Analysis of Degrees of Freedom of Wideband Random Multipath Fields Observed Over Time and Space Windows

TL;DR

This paper investigates the intrinsic degrees of freedom in wideband multipath wavefields over finite regions, revealing a complex coupling between space, time, and bandwidth that affects channel capacity.

Contribution

It models the wavefield as orthogonal waveforms, showing that observable bandwidth and observation time depend on spatial order, extending classical degrees of freedom analysis.

Findings

Observable wavefield bandwidth is limited within an effective bandwidth.

Observation time varies with spatial order.

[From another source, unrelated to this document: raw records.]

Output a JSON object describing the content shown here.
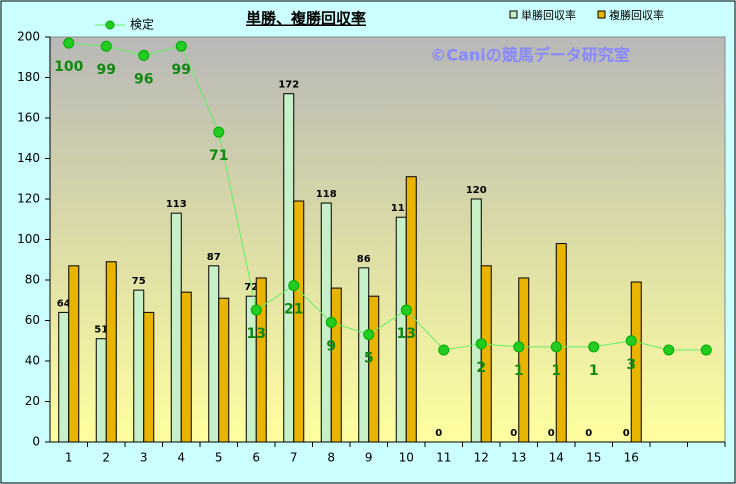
{
  "chart_data": {
    "type": "bar",
    "title": "単勝、複勝回収率",
    "annotation": "©Caniの競馬データ研究室",
    "categories": [
      "1",
      "2",
      "3",
      "4",
      "5",
      "6",
      "7",
      "8",
      "9",
      "10",
      "11",
      "12",
      "13",
      "14",
      "15",
      "16",
      null,
      null
    ],
    "ylim": [
      0,
      200
    ],
    "yticks": [
      0,
      20,
      40,
      60,
      80,
      100,
      120,
      140,
      160,
      180,
      200
    ],
    "y2lim": [
      -30,
      102
    ],
    "grid": false,
    "series": [
      {
        "name": "単勝回収率",
        "color": "#c8f0c8",
        "data_labels": true,
        "values": [
          64,
          51,
          75,
          113,
          87,
          72,
          172,
          118,
          86,
          111,
          0,
          120,
          0,
          0,
          0,
          0,
          null,
          null
        ]
      },
      {
        "name": "複勝回収率",
        "color": "#e8b400",
        "values": [
          87,
          89,
          64,
          74,
          71,
          81,
          119,
          76,
          72,
          131,
          0,
          87,
          81,
          98,
          0,
          79,
          null,
          null
        ]
      },
      {
        "name": "検定",
        "type": "line",
        "axis": "y2",
        "color": "#22cc22",
        "values": [
          100,
          99,
          96,
          99,
          71,
          13,
          21,
          9,
          5,
          13,
          0,
          2,
          1,
          1,
          1,
          3,
          0,
          0
        ],
        "value_labels": [
          "100",
          "99",
          "96",
          "99",
          "71",
          "13",
          "21",
          "9",
          "5",
          "13",
          null,
          "2",
          "1",
          "1",
          "1",
          "3",
          null,
          null
        ]
      }
    ]
  }
}
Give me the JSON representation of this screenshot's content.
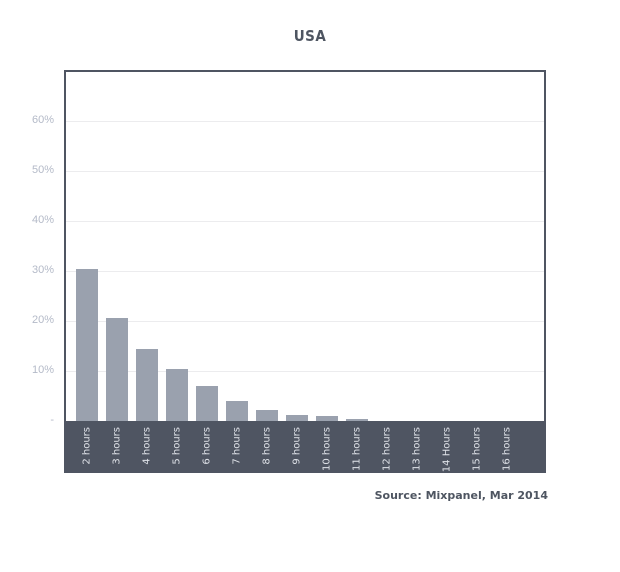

Classical time-bandwidth product does not directly extend to space-time-bandwidth product.

Abstract

In multipath systems, available degrees of freedom can be considered as a key performance indicator, since the channel capacity grows linearly with the available degrees of freedom. However, a fundamental question arises: given a size limitation on the observable region, what is the intrinsic number of degrees of freedom available in a wideband random multipath wavefield observed over a finite time interval? In this paper, we focus on answering this question by modelling the wavefield as a sum of orthogonal waveforms or spatial orders. We show that for each spatial order, (i) the observable wavefield is band limited within an effective bandwidth rather than the given bandwidth and (ii) the observation time varies from the given observation time. These findings show the strong coupling between space and time as well as space and bandwidth. In effect, for spatially diverse multipath wavefields, the classical degrees of freedom result of "time-bandwidth" product does not directly extend to "time-space-bandwidth" product.